Nathan — GLUT1 deficiency syndrome
Nathan, 12, was diagnosed with GLUT1 deficiency — his brain cannot import glucose across the blood-brain barrier. Without a ketogenic diet he would be entirely without brain fuel. His parents implemented the diet from infancy. On strict ketogenic nutrition his development has been near-normal; his neurological deficits mild. His case illustrates with unusual clarity the fundamental principle: when glucose metabolism fails, ketones rescue brain function.
Finn — Lennox-Gastaut syndrome
Finn, 6, had Lennox-Gastaut syndrome — one of the most severe childhood epilepsy syndromes. Drop attacks caused him to wear a helmet continuously. Three antiepileptic medications had produced minimal benefit. Ketogenic therapy reduced his drop attacks by 60% within four months. His parents describe the improvement as transformative — not a cure, but a meaningful reduction in the seizures most likely to injure him.

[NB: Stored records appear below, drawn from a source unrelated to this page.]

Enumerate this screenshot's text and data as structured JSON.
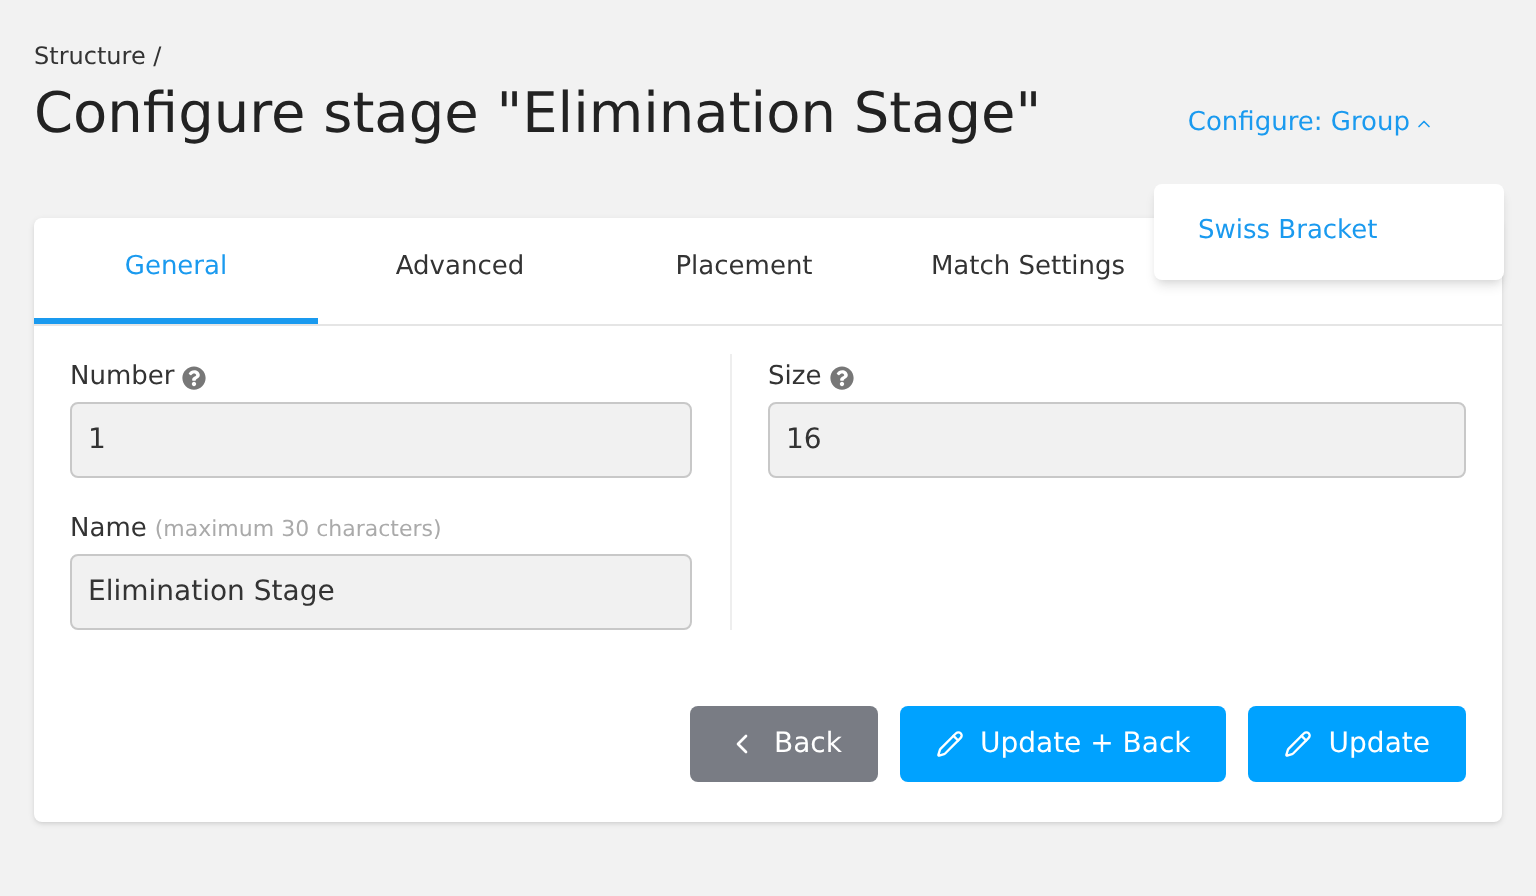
{
  "breadcrumb": "Structure /",
  "title": "Configure stage \"Elimination Stage\"",
  "configure_menu": {
    "label": "Configure: Group",
    "expanded": true,
    "items": [
      "Swiss Bracket"
    ]
  },
  "tabs": [
    {
      "label": "General",
      "selected": true
    },
    {
      "label": "Advanced",
      "selected": false
    },
    {
      "label": "Placement",
      "selected": false
    },
    {
      "label": "Match Settings",
      "selected": false
    }
  ],
  "left_fields": [
    {
      "label": "Number",
      "help": true,
      "value": "1"
    },
    {
      "label": "Name",
      "hint": "(maximum 30 characters)",
      "help": false,
      "value": "Elimination Stage"
    }
  ],
  "right_fields": [
    {
      "label": "Size",
      "help": true,
      "value": "16"
    }
  ],
  "buttons": [
    {
      "label": "Back",
      "kind": "back"
    },
    {
      "label": "Update + Back",
      "kind": "update"
    },
    {
      "label": "Update",
      "kind": "update"
    }
  ]
}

Rosa — Adult drug-resistant epilepsy
Rosa, 33, had focal epilepsy originating in the right temporal lobe that had not responded to surgical evaluation. She was offered the ketogenic diet as a last non-surgical option. Compliance was difficult as an adult with a full professional life, but she maintained a modified Atkins protocol. Seizure frequency fell by 70% over nine months. She achieved a driving licence — something she had been denied for a decade — eighteen months into the protocol.